Was hoping you'd comment, semipro.  I plan to do the same with my lights, using a 6" hole saw to saw the clapboard (not thru sheathing), and the using the same hole saw to cut a 5/4" plug to fit the hole.  This is for a fixture with a 4-3/4" mounting plate on a 4" octagonal box... haven't figured out how to drip cap a round slug, just yet.

For the receptacles, had to get it done yesterday, so I just bought 3-1/2" deep metal switch boxes, and routed thru both clapboard and sheathing.  I slid them in from the outside, mounted a 2x4 on back side of sheathing, and screwed box (inside-out) to 2x4.  Clean install, as my routing is meticulous, and I'm using the same cover you show above.  Top edge and sides of cover will be caulked to siding before painting.  Since I mounted horizontally in the middle of a clapboard (didn't want to cut courses), the the top of cover plate is about 1/2" below edge of the clapboard above.  It would not be difficult for me to slide a sheet with drip edge up under the courses above the receptacles, but not sure it's necessary.  What do you think?


----------



## semipro (May 31, 2015)

Ashful said:


> It would not be difficult for me to slide a sheet with drip edge up under the courses above the receptacles, but not sure it's necessary. What do you think?

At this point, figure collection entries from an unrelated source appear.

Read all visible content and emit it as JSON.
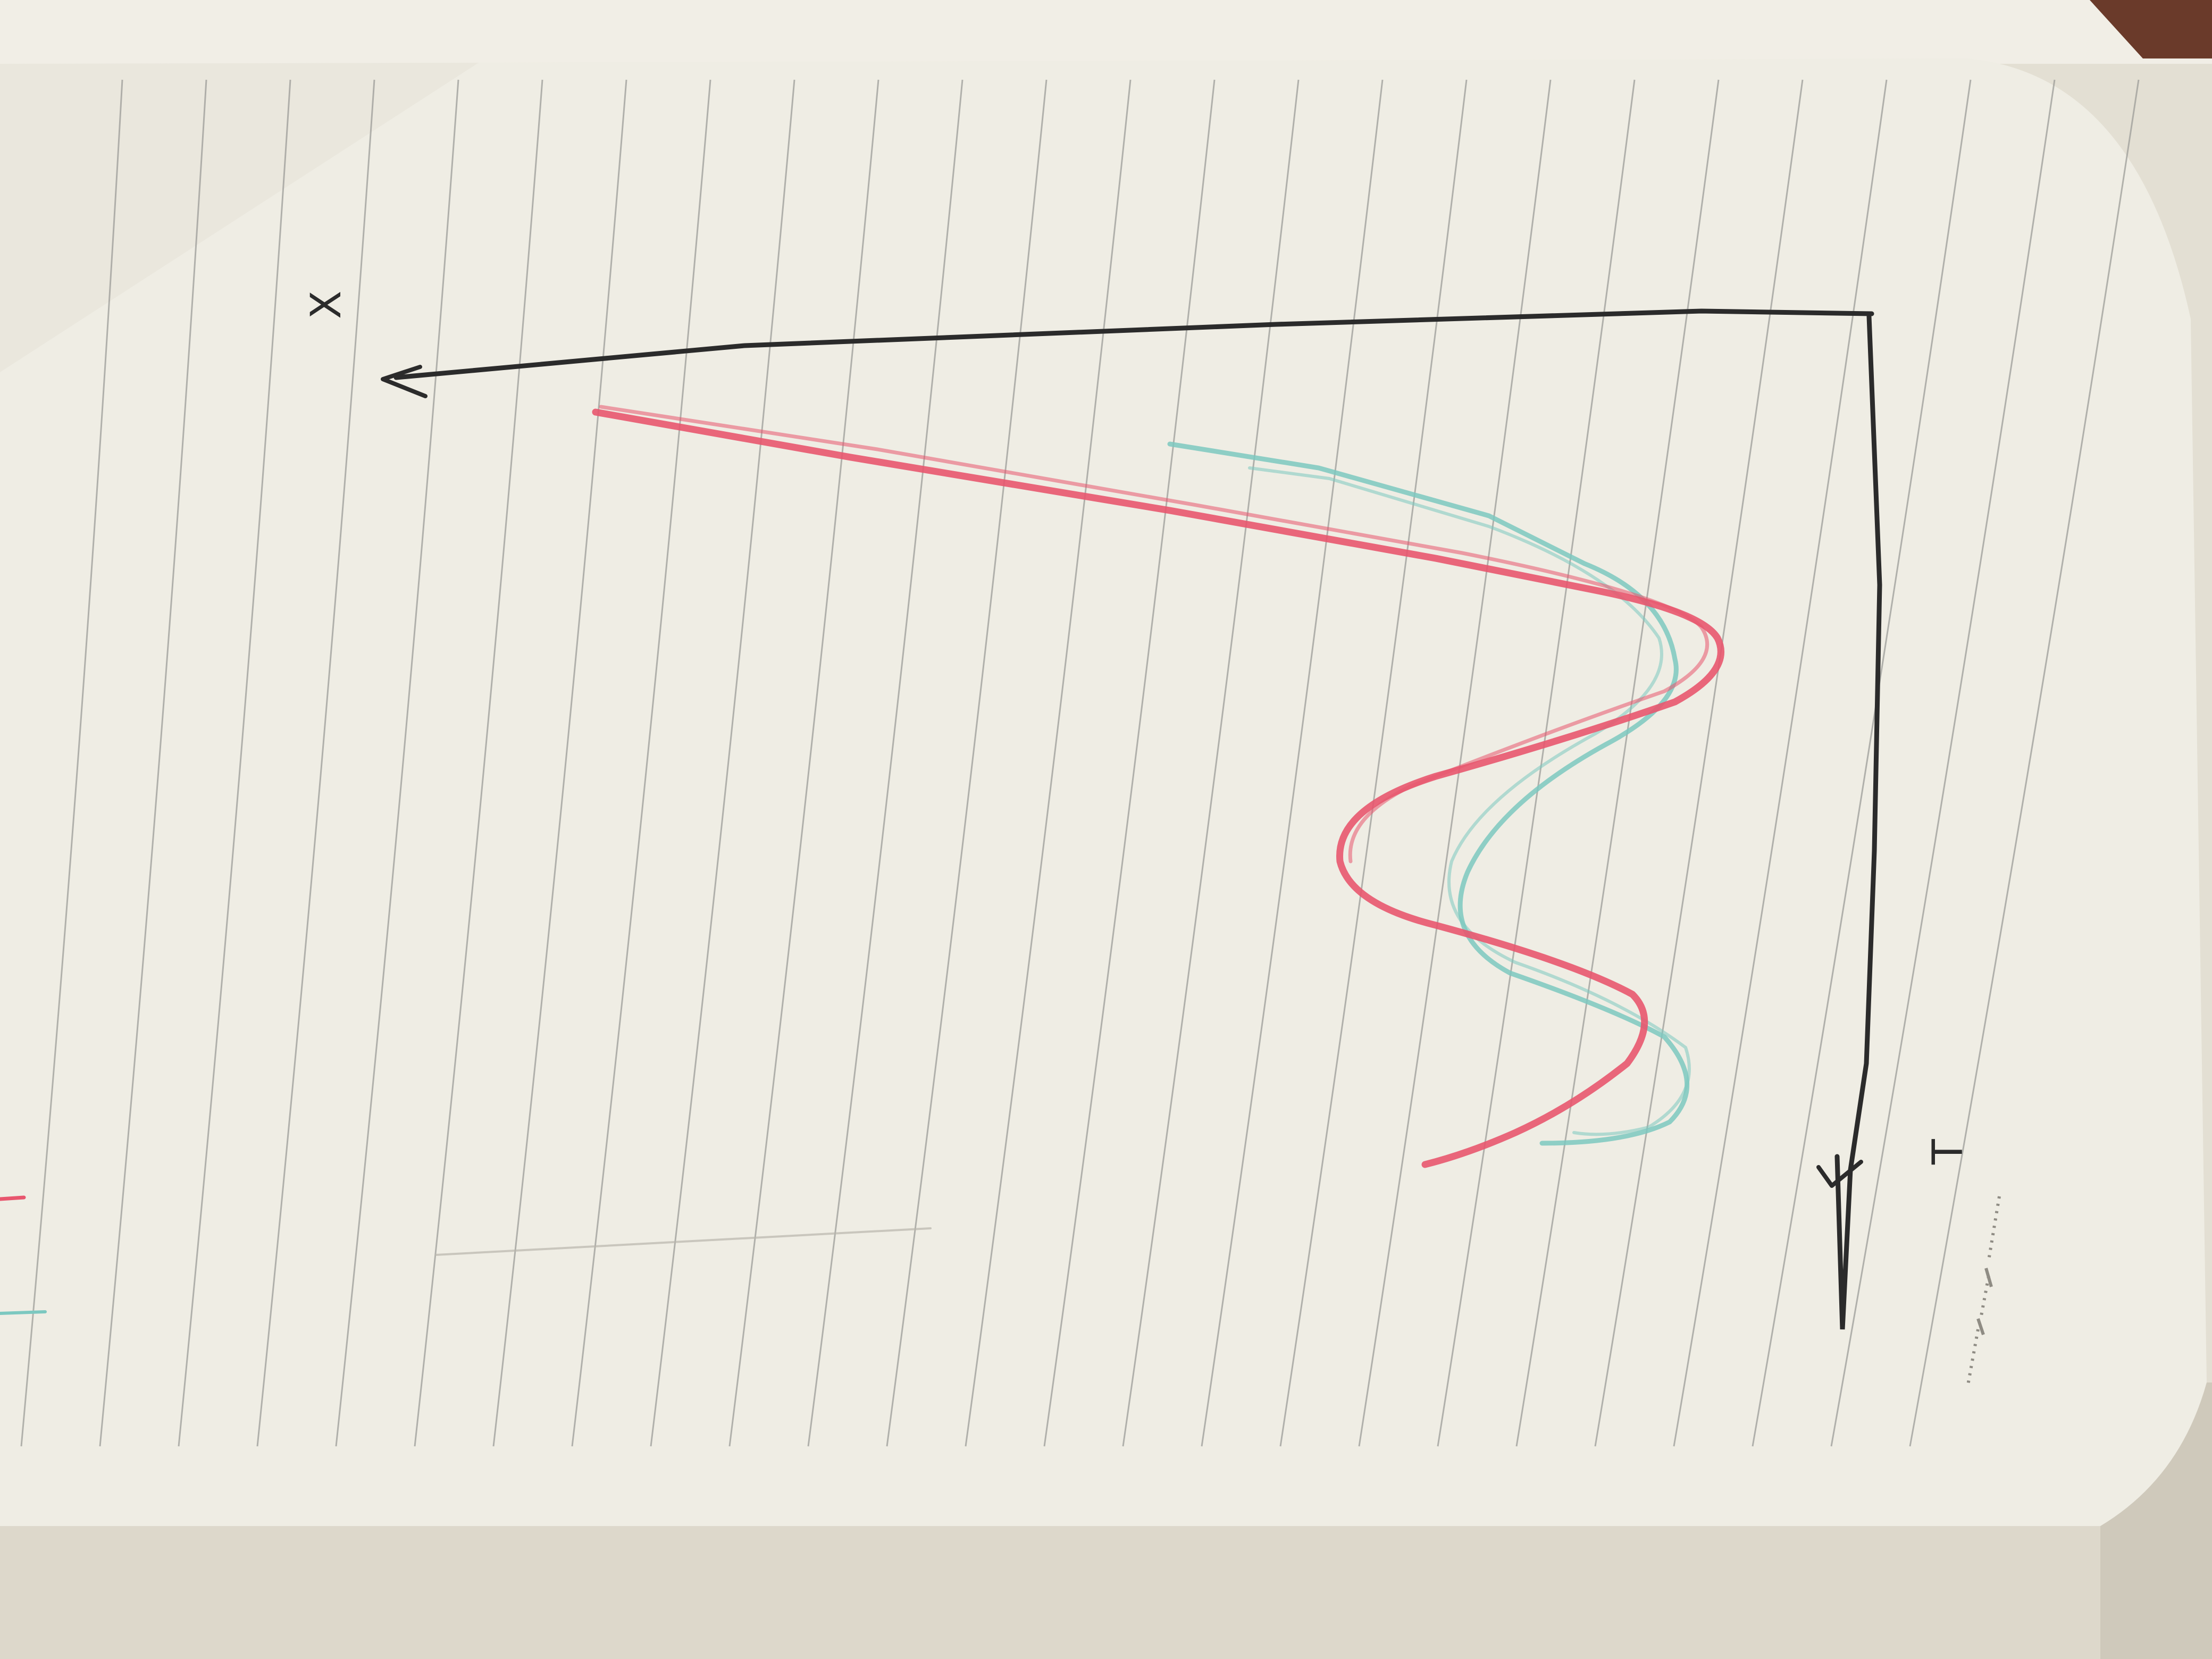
{
  "scene": {
    "subject": "notebook-sketch",
    "colors": {
      "background": "#e9e6dc",
      "page": "#efede4",
      "page_shadow": "#d6d2c5",
      "ruled_line": "#9a9a96",
      "pencil": "#2b2b2b",
      "red_pencil": "#e8566e",
      "teal_pencil": "#7cc8c0",
      "fabric": "#6a3a2a"
    }
  },
  "sketch": {
    "x_label": "X",
    "t_label": "T"
  }
}
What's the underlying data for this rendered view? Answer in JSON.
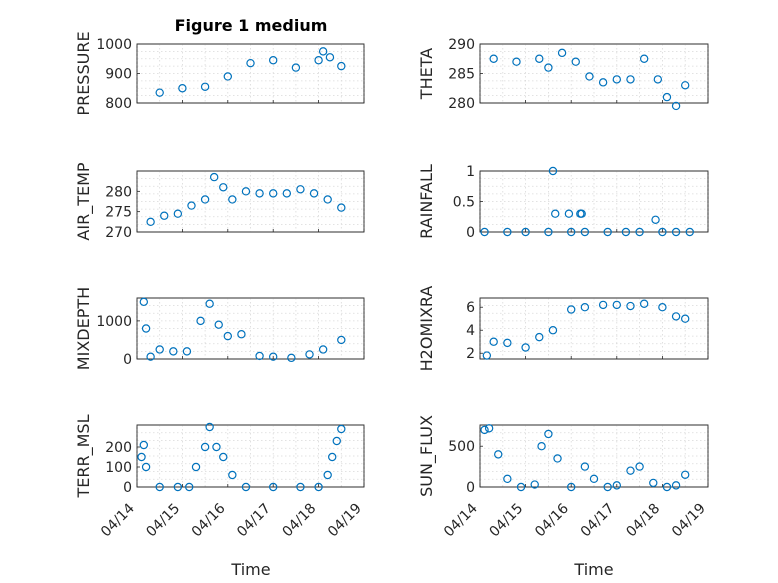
{
  "figure": {
    "title": "Figure 1 medium",
    "marker_color": "#0072BD",
    "time_ticks": [
      "04/14",
      "04/15",
      "04/16",
      "04/17",
      "04/18",
      "04/19"
    ]
  },
  "chart_data": [
    {
      "id": "pressure",
      "type": "scatter",
      "ylabel": "PRESSURE",
      "ylim": [
        800,
        1000
      ],
      "yticks": [
        800,
        900,
        1000
      ],
      "ytick_labels": [
        "800",
        "900",
        "1000"
      ],
      "xlim": [
        0,
        5
      ],
      "grid": true,
      "show_xticklabels": false,
      "x": [
        0.5,
        1.0,
        1.5,
        2.0,
        2.5,
        3.0,
        3.5,
        4.0,
        4.1,
        4.25,
        4.5
      ],
      "y": [
        835,
        850,
        855,
        890,
        935,
        945,
        920,
        945,
        975,
        955,
        925
      ]
    },
    {
      "id": "theta",
      "type": "scatter",
      "ylabel": "THETA",
      "ylim": [
        280,
        290
      ],
      "yticks": [
        280,
        285,
        290
      ],
      "ytick_labels": [
        "280",
        "285",
        "290"
      ],
      "xlim": [
        0,
        5
      ],
      "grid": true,
      "show_xticklabels": false,
      "x": [
        0.3,
        0.8,
        1.3,
        1.5,
        1.8,
        2.1,
        2.4,
        2.7,
        3.0,
        3.3,
        3.6,
        3.9,
        4.1,
        4.3,
        4.5
      ],
      "y": [
        287.5,
        287,
        287.5,
        286,
        288.5,
        287,
        284.5,
        283.5,
        284,
        284,
        287.5,
        284,
        281,
        279.5,
        283
      ]
    },
    {
      "id": "air_temp",
      "type": "scatter",
      "ylabel": "AIR_TEMP",
      "ylim": [
        270,
        285
      ],
      "yticks": [
        270,
        275,
        280
      ],
      "ytick_labels": [
        "270",
        "275",
        "280"
      ],
      "xlim": [
        0,
        5
      ],
      "grid": true,
      "show_xticklabels": false,
      "x": [
        0.3,
        0.6,
        0.9,
        1.2,
        1.5,
        1.7,
        1.9,
        2.1,
        2.4,
        2.7,
        3.0,
        3.3,
        3.6,
        3.9,
        4.2,
        4.5
      ],
      "y": [
        272.5,
        274,
        274.5,
        276.5,
        278,
        283.5,
        281,
        278,
        280,
        279.5,
        279.5,
        279.5,
        280.5,
        279.5,
        278,
        276
      ]
    },
    {
      "id": "rainfall",
      "type": "scatter",
      "ylabel": "RAINFALL",
      "ylim": [
        0,
        1
      ],
      "yticks": [
        0,
        0.5,
        1
      ],
      "ytick_labels": [
        "0",
        "0.5",
        "1"
      ],
      "xlim": [
        0,
        5
      ],
      "grid": true,
      "show_xticklabels": false,
      "x": [
        0.1,
        0.6,
        1.0,
        1.5,
        2.0,
        2.3,
        2.8,
        3.2,
        3.5,
        4.0,
        4.3,
        4.6,
        1.6,
        1.65,
        1.95,
        2.2,
        2.23,
        3.85
      ],
      "y": [
        0,
        0,
        0,
        0,
        0,
        0,
        0,
        0,
        0,
        0,
        0,
        0,
        1.0,
        0.3,
        0.3,
        0.3,
        0.3,
        0.2
      ]
    },
    {
      "id": "mixdepth",
      "type": "scatter",
      "ylabel": "MIXDEPTH",
      "ylim": [
        0,
        1600
      ],
      "yticks": [
        0,
        1000
      ],
      "ytick_labels": [
        "0",
        "1000"
      ],
      "xlim": [
        0,
        5
      ],
      "grid": true,
      "show_xticklabels": false,
      "x": [
        0.15,
        0.2,
        0.3,
        0.5,
        0.8,
        1.1,
        1.4,
        1.6,
        1.8,
        2.0,
        2.3,
        2.7,
        3.0,
        3.4,
        3.8,
        4.1,
        4.5
      ],
      "y": [
        1500,
        800,
        60,
        250,
        200,
        200,
        1000,
        1450,
        900,
        600,
        650,
        80,
        60,
        30,
        120,
        250,
        500
      ]
    },
    {
      "id": "h2omixra",
      "type": "scatter",
      "ylabel": "H2OMIXRA",
      "ylim": [
        1.5,
        6.8
      ],
      "yticks": [
        2,
        4,
        6
      ],
      "ytick_labels": [
        "2",
        "4",
        "6"
      ],
      "xlim": [
        0,
        5
      ],
      "grid": true,
      "show_xticklabels": false,
      "x": [
        0.15,
        0.3,
        0.6,
        1.0,
        1.3,
        1.6,
        2.0,
        2.3,
        2.7,
        3.0,
        3.3,
        3.6,
        4.0,
        4.3,
        4.5
      ],
      "y": [
        1.8,
        3.0,
        2.9,
        2.5,
        3.4,
        4.0,
        5.8,
        6.0,
        6.2,
        6.2,
        6.1,
        6.3,
        6.0,
        5.2,
        5.0
      ]
    },
    {
      "id": "terr_msl",
      "type": "scatter",
      "ylabel": "TERR_MSL",
      "ylim": [
        0,
        310
      ],
      "yticks": [
        0,
        100,
        200
      ],
      "ytick_labels": [
        "0",
        "100",
        "200"
      ],
      "xlim": [
        0,
        5
      ],
      "grid": true,
      "show_xticklabels": true,
      "x": [
        0.1,
        0.15,
        0.2,
        0.5,
        0.9,
        1.15,
        1.3,
        1.5,
        1.6,
        1.75,
        1.9,
        2.1,
        2.4,
        3.0,
        3.6,
        4.0,
        4.2,
        4.3,
        4.4,
        4.5
      ],
      "y": [
        150,
        210,
        100,
        0,
        0,
        0,
        100,
        200,
        300,
        200,
        150,
        60,
        0,
        0,
        0,
        0,
        60,
        150,
        230,
        290
      ]
    },
    {
      "id": "sun_flux",
      "type": "scatter",
      "ylabel": "SUN_FLUX",
      "ylim": [
        0,
        760
      ],
      "yticks": [
        0,
        500
      ],
      "ytick_labels": [
        "0",
        "500"
      ],
      "xlim": [
        0,
        5
      ],
      "grid": true,
      "show_xticklabels": true,
      "x": [
        0.1,
        0.2,
        0.4,
        0.6,
        0.9,
        1.2,
        1.35,
        1.5,
        1.7,
        2.0,
        2.3,
        2.5,
        2.8,
        3.0,
        3.3,
        3.5,
        3.8,
        4.1,
        4.3,
        4.5
      ],
      "y": [
        700,
        720,
        400,
        100,
        0,
        30,
        500,
        650,
        350,
        0,
        250,
        100,
        0,
        20,
        200,
        250,
        50,
        0,
        20,
        150
      ]
    }
  ],
  "xlabel": "Time"
}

I don't think I'd have added the drip edge in my case had not the 5/4 board protruded beyond the face of the siding. 
That said, I integrated the drip edge into my (liquid) water barrier (Tyvek) just like you'd do above a window or door.  I'm not sure how you handled penetration of you water barrier but assume there's potential for any water that gets behind the siding to enter the wall where your electrical box penetrated the water barrier? 
Assuming the metal switch boxes you used were the weathertight type, water entering through the outlet itself shouldn't be able to get into your wall.  If you used a standard (non weathertight) metal box I'd be concerned about water entry through the many holes characteristic of those types of boxes.  I wouldn't trust the simple foam gaskets and spring closures on those outlet covers to keep all water out of the box.


----------



## Ashful (May 31, 2015)

semipro said:


> I don't think I'd have added the drip edge in my case had not the 5/4 board protruded beyond the face of the siding.
> That said, I integrated the drip edge into my (liquid) water barrier (Tyvek) just like you'd do above a window or door.  I'm not sure how you handled penetration of you water barrier but assume there's potential for any water that gets behind the siding to enter the wall where your electrical box penetrated the water barrier?
> Assuming the metal switch boxes you used were the weathertight type, water entering through the outlet itself shouldn't be able to get into your wall.  If you used a standard (non weathertight) metal box I'd be concerned about water entry through the many holes characteristic of those types of boxes.  I wouldn't trust the simple foam gaskets and spring closures on those outlet covers to keep all water out of the box.


Was thinking about that as I did this, yesterday.  In my case, clapboard siding is hung as rainscreen construction.  Basically, from inside out... framing, sheathing, tyvec, 1" furring, then siding.  So, any leakage drains down back side of siding.  Any penetration that can carry water to sheathing should drain down outside of tyvec.  That said, I did use a standard metal box, as I figured water in the box is not something I want (I deal with that with my many receptacles set into various masonry walls around the property).  Since I was cutting in thru siding at sheathing at same time, there was no opportunity to deal neatly with tyvec, but I can get in there to tuck flashing behind.

I initially figured any small amount of moisture getting behind that caulked cover plate should drain out of box in space between siding and sheathing, but there is honestly some likelihood it could go into insulated wall cavity, as boxes are angled back just a bit to match rake of siding at cover plate.  After thinking this thru some more, I may open up lower edge of hole thru sheathing some more, and tuck a flashing under box, angled down and out.  This way, any water draining out back of box can be directed back outside.  This would be pretty simple to bend up and install from inside, before insulation goes in... just means pulling wiring and boxes back out, one more time.


----------